Want to save the zoning code? Make your voice heard

Proposed mixed-use building at 16th and South streets
Changes in the new Philadelphia zoning code make it easier to build small-scale mixed-use projects like this one at 16th and South streets that enjoyed wide community support by eliminating the need for variances. If a bill being considered by Council tomorrow passes and becomes law, developers will once again have to jump through hoops to get projects like this off the ground. We suspect that’s what Council wants.

A clear consensus has emerged that, even with an amendment that eased the reimposed parking requirement somewhat, the bill introduced by Councilmember Brian O’Neill on behalf of City Council President Darrell Clarke to claw back two major changes implemented with the new Philadelphia zoning code remains a bad idea rushed through too soon.

The bill would reduce the allowed density for multi-unit residential or mixed-use structures in two of the most common medium-density zoning classifications in the city, RM-1 and CMX-2. The provisions the bill would reverse allow denser development on sites in these zoning classes than the old code permitted; in addition, the bill would have reinstated parking requirements for any structure in these classes as well as the next denser mixed-use class, CMX-2.5; the amendment removes the requirement for buildings with fewer than four units.

Builders, investors and architects who testified before Council’s Rules Committee Oct. 31 unanimously condemned the changes, saying it would make it harder for them to redevelop existing structures and build new ones on vacant lots, given that most city building lots are small and narrow. The City Planning Commission managed to get the parking requirements eased a bit, but commission staff were as incensed as the developers and architects were about the changes. (Unfortunately, as city government employees, the staff aren’t as free to speak their minds as the rest of us are, but blogger Christopher Sawyer managed to preserve their original indignation for posterity on his Philadelinquency blog.)

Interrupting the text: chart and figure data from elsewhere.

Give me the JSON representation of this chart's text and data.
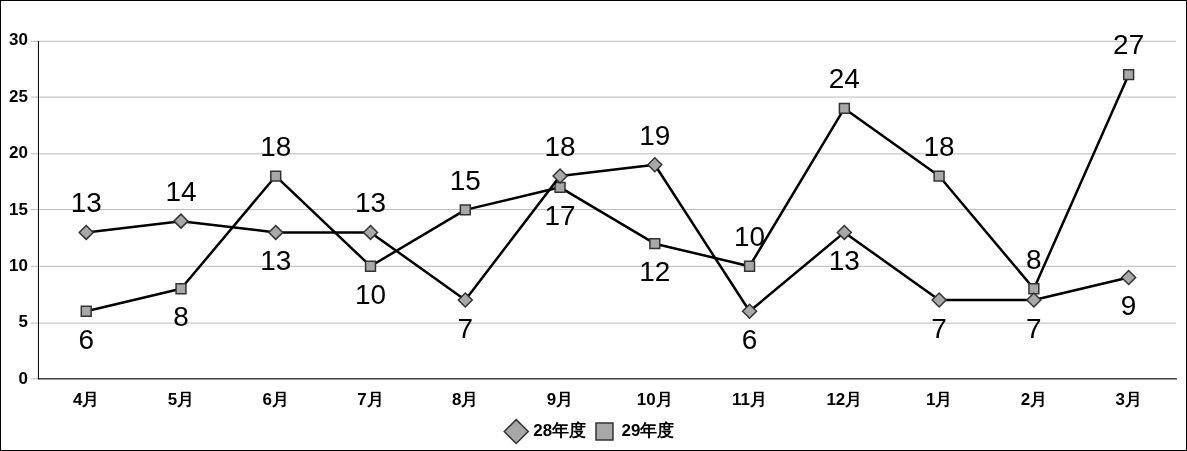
{
  "chart_data": {
    "type": "line",
    "categories": [
      "4月",
      "5月",
      "6月",
      "7月",
      "8月",
      "9月",
      "10月",
      "11月",
      "12月",
      "1月",
      "2月",
      "3月"
    ],
    "series": [
      {
        "name": "28年度",
        "color": "#000000",
        "marker": "diamond",
        "values": [
          13,
          14,
          13,
          13,
          7,
          18,
          19,
          6,
          13,
          7,
          7,
          9
        ]
      },
      {
        "name": "29年度",
        "color": "#000000",
        "marker": "square",
        "values": [
          6,
          8,
          18,
          10,
          15,
          17,
          12,
          10,
          24,
          18,
          8,
          27
        ]
      }
    ],
    "ylim": [
      0,
      30
    ],
    "yticks": [
      0,
      5,
      10,
      15,
      20,
      25,
      30
    ],
    "grid": "y",
    "legend": "bottom",
    "data_labels": true,
    "line_style": "solid"
  }
}
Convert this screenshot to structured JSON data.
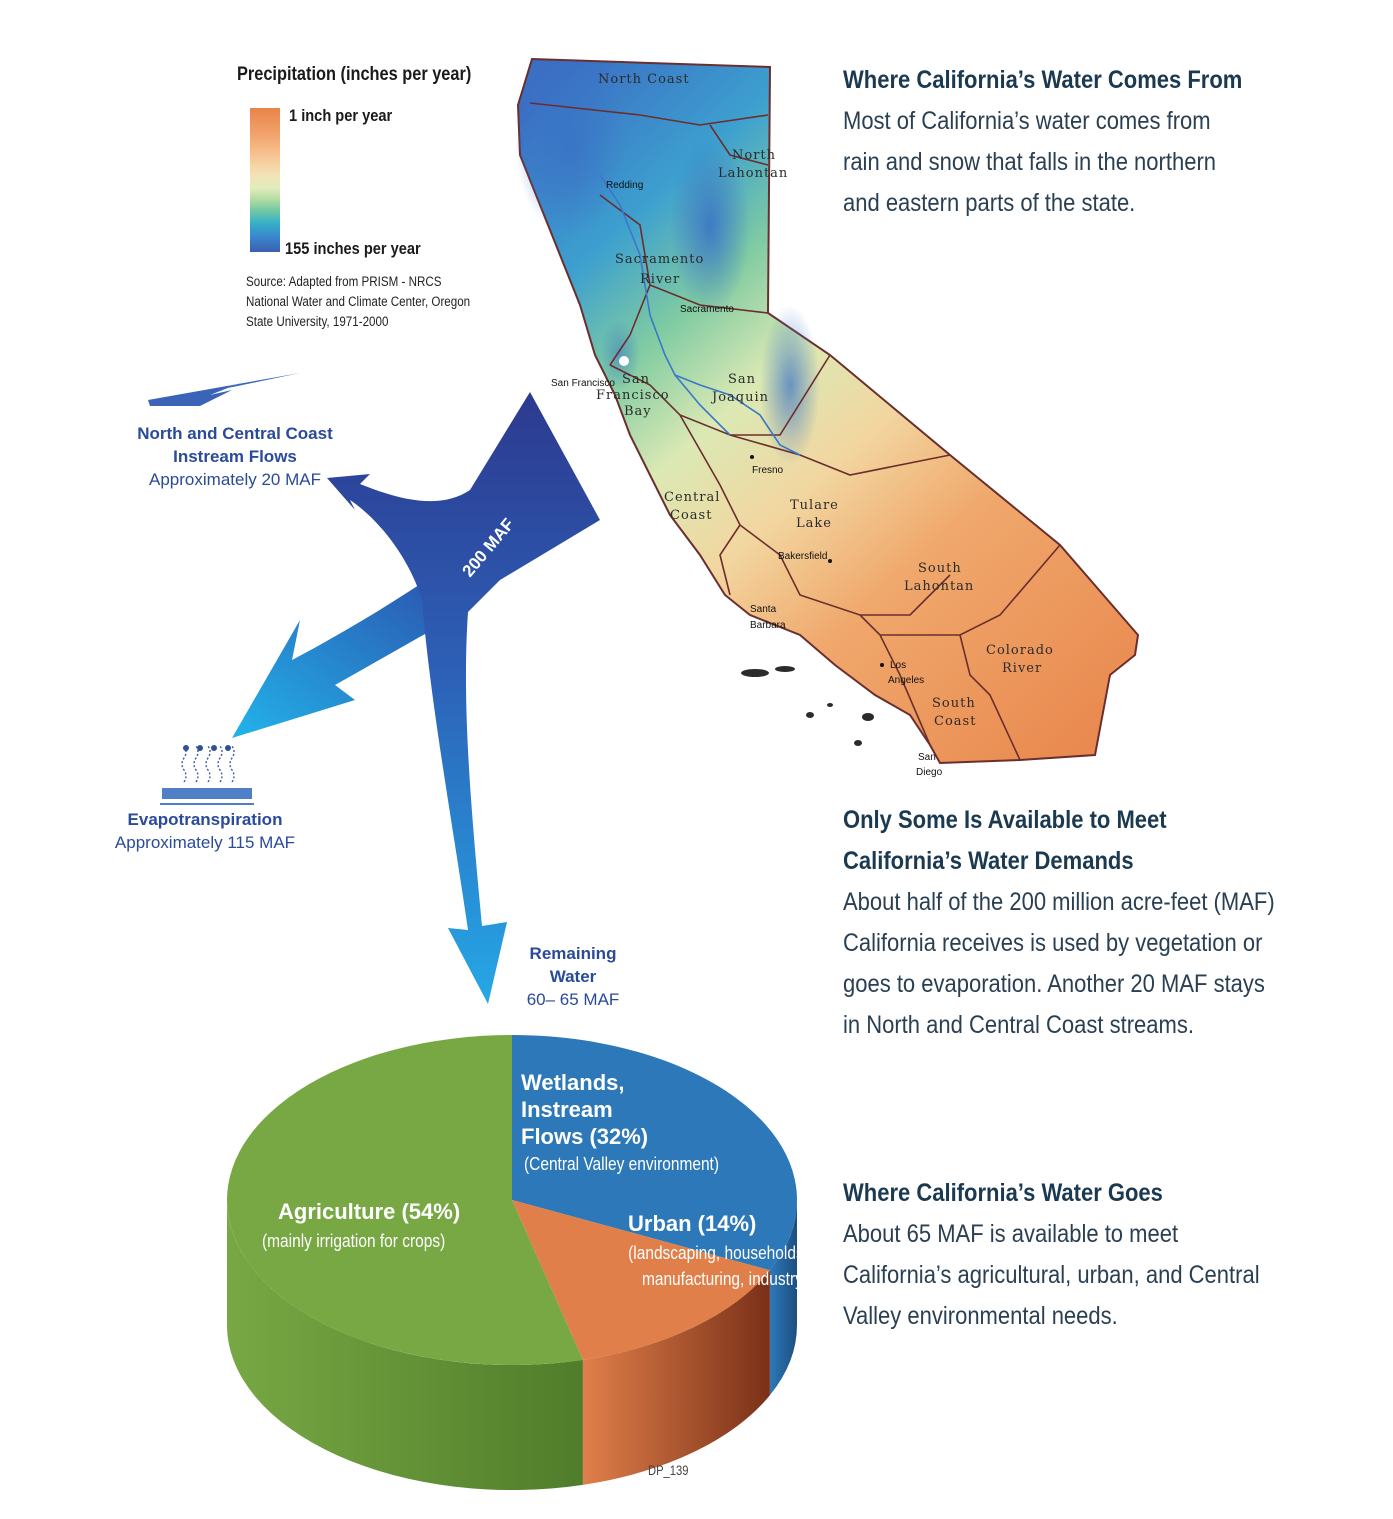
{
  "legend": {
    "title": "Precipitation (inches per year)",
    "top_label": "1 inch per year",
    "bottom_label": "155 inches per year",
    "source_line1": "Source: Adapted from PRISM - NRCS",
    "source_line2": "National Water and Climate Center, Oregon",
    "source_line3": "State University, 1971-2000",
    "colors": [
      "#e8844a",
      "#f2a26a",
      "#f7c493",
      "#f4e2b4",
      "#e8efc0",
      "#c6e3a3",
      "#8fd0a2",
      "#4fbfb3",
      "#2c9fd0",
      "#3b78c7",
      "#3b5fb0"
    ]
  },
  "flows": {
    "main_arrow_label": "200 MAF",
    "north_coast": {
      "line1": "North and Central Coast",
      "line2": "Instream Flows",
      "line3": "Approximately 20 MAF"
    },
    "evapo": {
      "line1": "Evapotranspiration",
      "line2": "Approximately 115 MAF"
    },
    "remaining": {
      "line1": "Remaining",
      "line2": "Water",
      "line3": "60– 65 MAF"
    }
  },
  "map": {
    "regions": [
      "North Coast",
      "North",
      "Lahontan",
      "Sacramento",
      "River",
      "San",
      "Francisco",
      "Bay",
      "San",
      "Joaquin",
      "Central",
      "Coast",
      "Tulare",
      "Lake",
      "South",
      "Lahontan",
      "Colorado",
      "River",
      "South",
      "Coast"
    ],
    "cities": [
      "Redding",
      "Sacramento",
      "San Francisco",
      "Fresno",
      "Bakersfield",
      "Santa",
      "Barbara",
      "Los",
      "Angeles",
      "San",
      "Diego"
    ]
  },
  "side": {
    "s1_heading": "Where California’s Water Comes From",
    "s1_lines": [
      "Most of California’s water comes from",
      "rain and snow that falls in the northern",
      "and eastern parts of the state."
    ],
    "s2_heading_lines": [
      "Only Some Is Available to Meet",
      "California’s Water Demands"
    ],
    "s2_lines": [
      "About half of the 200 million acre-feet (MAF)",
      "California receives is used by vegetation or",
      "goes to evaporation. Another 20 MAF stays",
      "in North and Central Coast streams."
    ],
    "s3_heading": "Where California’s Water Goes",
    "s3_lines": [
      "About 65 MAF is available to meet",
      "California’s agricultural, urban, and Central",
      "Valley environmental needs."
    ]
  },
  "pie": {
    "agriculture": {
      "title": "Agriculture (54%)",
      "sub": "(mainly irrigation for crops)"
    },
    "wetlands": {
      "title_lines": [
        "Wetlands,",
        "Instream",
        "Flows (32%)"
      ],
      "sub": "(Central Valley environment)"
    },
    "urban": {
      "title": "Urban (14%)",
      "sub_lines": [
        "(landscaping, households,",
        "manufacturing, industry)"
      ]
    },
    "colors": {
      "agriculture": "#78a844",
      "wetlands": "#2d78b8",
      "urban": "#e07f4a"
    }
  },
  "chart_data": {
    "type": "pie",
    "categories": [
      "Agriculture",
      "Wetlands, Instream Flows",
      "Urban"
    ],
    "values": [
      54,
      32,
      14
    ]
  },
  "footer": {
    "code": "DP_139"
  }
}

We weren’t too happy about them either, and it appears our fellow bloggers and commentators in the planning, development and real estate community share our dismay. From Inga Saffron at The Philadelphia Inquirer to Ashley Hahn at PlanPhilly (twice), the voices raised on this bill all say the same thing: This is a step backward, both for forward-thinking planning and for the drive to make the city’s rules more transparent and easier to work with. (Next American City didn’t say this directly in its report on the bill, but its headline sure did.)

If you feel the same way as we do, tomorrow is your chance to raise your voice. Council has put this bill on a fast track to passage, suspending its rules in order to give it final consideration during its weekly session that begins at 10 a.m. Nov. 15. If you can, take the time to show up on the fourth floor of City Hall and add your testimony and witness to those who have already spoken. If you can’t, be sure to contact your City Councilmember – or Mayor Michael Nutter himself, as his veto is the last line of defense against this Old Philadelphian attempt to reverse the hard-won gains achieved in the new zoning code.